La ville portuaire d’Ansul vit sous le joug oppressant des Alds, venus du désert dans une croisade religieuse et militaire. Alors que la ville était célèbre pour sa culture, son université et le talent de ses artistes, les livres y sont désormais interdits. Némar vit dans la maison de l’oracle d’Ansul et son destin va basculer lorsqu’Orrec le conteur et Gry sa compagne se présente à ses portes.

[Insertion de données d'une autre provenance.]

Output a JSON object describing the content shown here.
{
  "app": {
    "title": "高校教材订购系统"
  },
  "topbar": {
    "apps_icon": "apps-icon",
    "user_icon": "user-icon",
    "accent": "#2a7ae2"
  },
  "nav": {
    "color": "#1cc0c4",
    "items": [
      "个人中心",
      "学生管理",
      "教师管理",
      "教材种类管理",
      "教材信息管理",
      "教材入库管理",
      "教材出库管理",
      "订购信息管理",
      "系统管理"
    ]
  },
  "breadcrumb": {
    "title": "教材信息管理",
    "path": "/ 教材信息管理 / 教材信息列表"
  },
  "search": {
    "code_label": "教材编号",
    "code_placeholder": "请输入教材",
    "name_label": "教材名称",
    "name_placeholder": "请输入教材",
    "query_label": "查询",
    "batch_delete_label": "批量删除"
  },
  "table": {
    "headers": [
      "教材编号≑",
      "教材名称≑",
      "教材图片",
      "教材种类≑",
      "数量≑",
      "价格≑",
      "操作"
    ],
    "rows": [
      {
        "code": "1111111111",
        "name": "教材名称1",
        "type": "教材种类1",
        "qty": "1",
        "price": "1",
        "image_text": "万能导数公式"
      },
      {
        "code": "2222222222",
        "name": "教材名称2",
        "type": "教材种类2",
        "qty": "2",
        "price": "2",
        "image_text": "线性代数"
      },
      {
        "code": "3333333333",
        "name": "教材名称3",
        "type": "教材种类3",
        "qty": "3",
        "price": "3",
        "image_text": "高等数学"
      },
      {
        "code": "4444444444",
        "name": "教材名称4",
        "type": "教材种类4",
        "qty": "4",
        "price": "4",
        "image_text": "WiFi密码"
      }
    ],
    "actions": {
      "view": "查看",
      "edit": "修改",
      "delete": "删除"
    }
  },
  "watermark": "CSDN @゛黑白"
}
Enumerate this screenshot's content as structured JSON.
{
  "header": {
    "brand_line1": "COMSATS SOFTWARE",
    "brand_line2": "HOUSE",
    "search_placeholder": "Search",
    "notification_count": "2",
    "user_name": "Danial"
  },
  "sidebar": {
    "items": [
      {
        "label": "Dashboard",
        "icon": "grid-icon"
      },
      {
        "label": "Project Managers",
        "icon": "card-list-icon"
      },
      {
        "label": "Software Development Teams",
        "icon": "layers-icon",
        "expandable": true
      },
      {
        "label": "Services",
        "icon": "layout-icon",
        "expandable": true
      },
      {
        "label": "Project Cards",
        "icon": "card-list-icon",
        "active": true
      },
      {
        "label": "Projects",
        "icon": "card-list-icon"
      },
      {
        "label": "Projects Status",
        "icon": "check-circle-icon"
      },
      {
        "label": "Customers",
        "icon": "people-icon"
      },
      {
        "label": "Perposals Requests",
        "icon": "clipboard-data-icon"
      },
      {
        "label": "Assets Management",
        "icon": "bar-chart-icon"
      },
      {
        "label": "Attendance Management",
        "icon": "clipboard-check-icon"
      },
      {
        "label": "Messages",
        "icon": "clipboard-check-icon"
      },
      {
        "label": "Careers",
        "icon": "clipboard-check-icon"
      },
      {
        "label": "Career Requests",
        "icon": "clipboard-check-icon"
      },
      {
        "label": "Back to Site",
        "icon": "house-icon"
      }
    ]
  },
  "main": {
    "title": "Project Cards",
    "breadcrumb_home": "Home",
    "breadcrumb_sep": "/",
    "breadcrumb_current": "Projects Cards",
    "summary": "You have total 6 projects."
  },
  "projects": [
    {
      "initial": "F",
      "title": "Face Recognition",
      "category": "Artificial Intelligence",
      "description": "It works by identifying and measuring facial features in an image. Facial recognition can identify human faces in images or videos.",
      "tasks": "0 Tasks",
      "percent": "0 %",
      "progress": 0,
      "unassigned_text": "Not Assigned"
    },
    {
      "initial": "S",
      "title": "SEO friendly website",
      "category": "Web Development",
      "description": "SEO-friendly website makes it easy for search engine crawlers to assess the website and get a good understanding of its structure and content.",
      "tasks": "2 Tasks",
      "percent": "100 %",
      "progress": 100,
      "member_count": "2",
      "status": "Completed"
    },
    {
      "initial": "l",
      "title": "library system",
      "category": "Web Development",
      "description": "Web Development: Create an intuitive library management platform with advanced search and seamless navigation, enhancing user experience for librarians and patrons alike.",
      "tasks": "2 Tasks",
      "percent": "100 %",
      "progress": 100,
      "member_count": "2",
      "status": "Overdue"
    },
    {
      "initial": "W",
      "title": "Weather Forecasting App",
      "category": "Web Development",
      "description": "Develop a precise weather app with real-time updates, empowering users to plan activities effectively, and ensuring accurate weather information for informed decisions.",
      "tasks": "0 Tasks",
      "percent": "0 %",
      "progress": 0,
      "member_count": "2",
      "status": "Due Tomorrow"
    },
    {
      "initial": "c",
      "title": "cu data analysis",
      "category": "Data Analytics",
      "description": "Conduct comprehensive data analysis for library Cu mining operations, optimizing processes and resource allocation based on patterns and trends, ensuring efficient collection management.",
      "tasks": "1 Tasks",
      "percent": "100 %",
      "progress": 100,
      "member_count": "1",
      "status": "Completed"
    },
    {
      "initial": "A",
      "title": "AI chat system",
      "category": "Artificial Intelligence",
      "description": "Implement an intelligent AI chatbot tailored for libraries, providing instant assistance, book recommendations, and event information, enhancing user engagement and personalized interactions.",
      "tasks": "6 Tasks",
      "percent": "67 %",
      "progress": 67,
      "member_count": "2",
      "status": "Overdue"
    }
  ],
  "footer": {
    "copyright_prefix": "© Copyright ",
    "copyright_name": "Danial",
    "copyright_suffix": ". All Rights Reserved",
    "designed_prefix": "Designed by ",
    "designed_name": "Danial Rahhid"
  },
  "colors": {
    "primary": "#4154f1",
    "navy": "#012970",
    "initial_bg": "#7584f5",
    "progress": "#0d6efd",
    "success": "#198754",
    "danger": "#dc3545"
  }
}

“Voix” ne dégage pas du tout la même impression que “Dons”, le premier tome de la trilogie. Ce dernier baignait dans une ambiance mélancolique, bucolique et reculée qui servait son propos intimiste. Ici, il est question de fanatisme religieux, de l’importance de la culture, du savoir et de la connaissance qu’Ursula K le Guin oppose à l’obscurantisme. La capacité intellectuelle de raisonner est seule capable de faire des gens des citoyens libres et de faire société.

Loin d’être un prêche pour une laïcité forte, “Voix” est plutôt une incitation à la tolérance religieuse, à la tentative de compréhension mutuelle et du respect des croyances d’autrui. La figure du héros, personnifiée ici avec Orrec qui a fait un bout de chemin depuis le premier tome, est ni un vaillant guerrier ni un mage puissant : son pouvoir est celui des mots.

“Dons” questionnait la liberté individuelle de décider de son destin. “Voix” interroge la liberté d’un peuple à l’autodétermination et à la défense de ses traditions. À ce titre, on peut dresser plusieurs parallèle avec “L’oeil du Héron”, aux thématiques proches bien que ce dernier soit de la science-fiction. Voici en tout cas une fantasy engagée et intelligente qui profite des talents de conteuse d’Ursula K le Guin. “Soyez libres !”

Réédité dans de très belles éditions brochées aux éditions L’Atalante.